Data Sets for Evaluating Algorithms for Inducing Structural Equation Models from Data

NEO tutorial:

A multi-edge simulation model that involves 100 SNPs

Steve Horvath, Jason Aten

In this R software tutorial, we show how NEO can be used to orient the edges of a multi-trait network by automatically selecting markers for each trait separately. The

analyses proceed in a stepwise fashion: edges are oriented one at the time. For each edge, NEO computes edge orienting scores (LEO.NB.OCA, LEO.NB.CPA, etc). By thresholding these edge orienting scores, one can arrive at a globally oriented trait network.

The details of the simulation model and relevant R code is

presented presented below. Briefly, we simulated a causal network between five gene expressions (denoted by E1 through E5) and a trait (denoted by Trait). Each of the 6 traits was simulated to be under the causal influence of 3 SNPs. We added 82 noise SNPs so that the data contained 100 SNPs.

We simulated the following causal relationships between the

traits:

E1->E2

E1->E3

E3 <- HiddenConfounder -> E4

E4 -> Trait

Trait -> E5.

Note that the correlation between traits E3 and E4 is due a hidden confounder, i.e. this edge contains no causal signal. This example is shown in Figure 7 of our article (Aten et al, 2008).

To cite this tutorial and the R code, please use the following reference.

Aten JE, Fuller TF, Lusis AJ, Horvath S (2008) Using genetic markers to orient the edges in quantitative trait networks: the NEO software. BMC Systems Biology 2008, 2:34

Contents

1. Network Simulation

Here we simulate a causal network between 5 gene expressions labelled E1,E2,...E5,

a clinical trait called Trait, SNP marker data.

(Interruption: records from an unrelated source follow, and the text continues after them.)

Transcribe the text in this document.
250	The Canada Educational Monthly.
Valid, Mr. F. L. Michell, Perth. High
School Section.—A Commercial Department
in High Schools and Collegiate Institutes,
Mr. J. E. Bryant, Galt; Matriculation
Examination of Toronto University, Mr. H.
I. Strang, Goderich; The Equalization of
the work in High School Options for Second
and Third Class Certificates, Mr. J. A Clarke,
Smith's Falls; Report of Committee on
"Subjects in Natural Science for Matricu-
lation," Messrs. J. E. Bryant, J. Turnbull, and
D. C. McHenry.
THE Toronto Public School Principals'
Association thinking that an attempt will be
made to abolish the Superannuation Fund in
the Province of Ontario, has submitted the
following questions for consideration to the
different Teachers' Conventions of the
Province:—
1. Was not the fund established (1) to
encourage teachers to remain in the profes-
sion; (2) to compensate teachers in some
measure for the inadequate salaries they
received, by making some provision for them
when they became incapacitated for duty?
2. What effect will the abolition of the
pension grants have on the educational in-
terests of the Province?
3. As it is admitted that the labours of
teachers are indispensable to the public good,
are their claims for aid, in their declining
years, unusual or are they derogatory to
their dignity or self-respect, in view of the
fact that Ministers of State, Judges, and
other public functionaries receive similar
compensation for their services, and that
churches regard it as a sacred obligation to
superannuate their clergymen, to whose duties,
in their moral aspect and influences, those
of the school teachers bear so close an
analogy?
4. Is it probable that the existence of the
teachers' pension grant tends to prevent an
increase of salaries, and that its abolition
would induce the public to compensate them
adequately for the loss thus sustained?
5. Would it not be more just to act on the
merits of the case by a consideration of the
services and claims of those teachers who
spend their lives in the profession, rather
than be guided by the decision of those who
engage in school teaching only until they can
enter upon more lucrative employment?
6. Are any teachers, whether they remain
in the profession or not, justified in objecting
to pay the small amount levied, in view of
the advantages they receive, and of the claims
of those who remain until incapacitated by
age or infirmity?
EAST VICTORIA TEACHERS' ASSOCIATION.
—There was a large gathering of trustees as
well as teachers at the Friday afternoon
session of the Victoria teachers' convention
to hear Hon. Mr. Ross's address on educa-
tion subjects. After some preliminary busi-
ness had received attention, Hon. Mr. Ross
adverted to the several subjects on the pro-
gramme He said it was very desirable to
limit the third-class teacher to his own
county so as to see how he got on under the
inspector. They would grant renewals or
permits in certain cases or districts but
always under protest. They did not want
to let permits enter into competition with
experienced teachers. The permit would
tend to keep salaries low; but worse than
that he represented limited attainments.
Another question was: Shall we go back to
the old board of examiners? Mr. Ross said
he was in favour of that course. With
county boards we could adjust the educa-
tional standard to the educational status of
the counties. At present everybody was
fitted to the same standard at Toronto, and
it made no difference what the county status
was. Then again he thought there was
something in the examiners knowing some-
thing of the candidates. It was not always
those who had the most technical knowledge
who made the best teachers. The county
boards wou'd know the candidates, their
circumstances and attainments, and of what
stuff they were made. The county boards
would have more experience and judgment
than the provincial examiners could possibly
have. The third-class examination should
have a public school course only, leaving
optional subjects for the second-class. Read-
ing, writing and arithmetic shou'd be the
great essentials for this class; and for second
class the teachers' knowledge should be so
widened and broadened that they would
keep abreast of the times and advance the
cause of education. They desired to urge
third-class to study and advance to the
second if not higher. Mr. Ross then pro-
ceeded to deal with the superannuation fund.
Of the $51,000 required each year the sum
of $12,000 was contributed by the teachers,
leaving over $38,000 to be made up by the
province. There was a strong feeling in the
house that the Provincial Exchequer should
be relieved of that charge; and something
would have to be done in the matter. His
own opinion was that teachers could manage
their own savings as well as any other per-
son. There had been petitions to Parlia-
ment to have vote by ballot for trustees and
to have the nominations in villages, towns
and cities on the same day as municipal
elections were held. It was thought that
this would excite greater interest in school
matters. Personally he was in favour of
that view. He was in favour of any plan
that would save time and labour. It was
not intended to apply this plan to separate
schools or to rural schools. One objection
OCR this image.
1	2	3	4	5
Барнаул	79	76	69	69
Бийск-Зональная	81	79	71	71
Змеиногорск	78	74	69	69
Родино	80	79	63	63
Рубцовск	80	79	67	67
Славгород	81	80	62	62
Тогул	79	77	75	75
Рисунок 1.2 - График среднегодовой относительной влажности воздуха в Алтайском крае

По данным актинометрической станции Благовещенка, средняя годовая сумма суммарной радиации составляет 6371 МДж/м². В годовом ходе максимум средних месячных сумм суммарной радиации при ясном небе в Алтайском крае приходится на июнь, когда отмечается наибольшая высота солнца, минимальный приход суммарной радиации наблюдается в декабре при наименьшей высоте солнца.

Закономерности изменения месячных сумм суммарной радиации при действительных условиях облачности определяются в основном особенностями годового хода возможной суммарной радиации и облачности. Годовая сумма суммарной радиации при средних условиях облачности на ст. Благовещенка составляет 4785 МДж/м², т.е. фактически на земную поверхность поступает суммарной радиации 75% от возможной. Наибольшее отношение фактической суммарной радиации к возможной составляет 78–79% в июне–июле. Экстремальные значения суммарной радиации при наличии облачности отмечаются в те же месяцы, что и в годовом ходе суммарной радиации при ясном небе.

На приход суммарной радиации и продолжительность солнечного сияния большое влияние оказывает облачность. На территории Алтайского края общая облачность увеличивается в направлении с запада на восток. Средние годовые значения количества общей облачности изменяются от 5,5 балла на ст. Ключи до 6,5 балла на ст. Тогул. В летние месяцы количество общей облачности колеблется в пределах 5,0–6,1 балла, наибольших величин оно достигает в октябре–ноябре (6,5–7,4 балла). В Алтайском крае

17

2. Next we describe how to use the NEO R functions to infer the causal relationships between the genes.

# read in the R libraries

library(MASS) # standard, no need to install

library(class) # standard, no need to install

library(cluster)

# Download the WGCNA package from the following webpage

# http://www.genetics.ucla.edu/labs/horvath/CoexpressionNetwork/Rpackages/WGCNA/

library(WGCNA)

library(impute)# install it for imputing missing value

#Memory

# check the maximum memory that can be allocated

memory.size(TRUE)/1024

# increase the available memory

memory.limit(size=4000)

dir.create("C:/NEOMultiEdgeSimulation")

setwd("C:/NEOMultiEdgeSimulation")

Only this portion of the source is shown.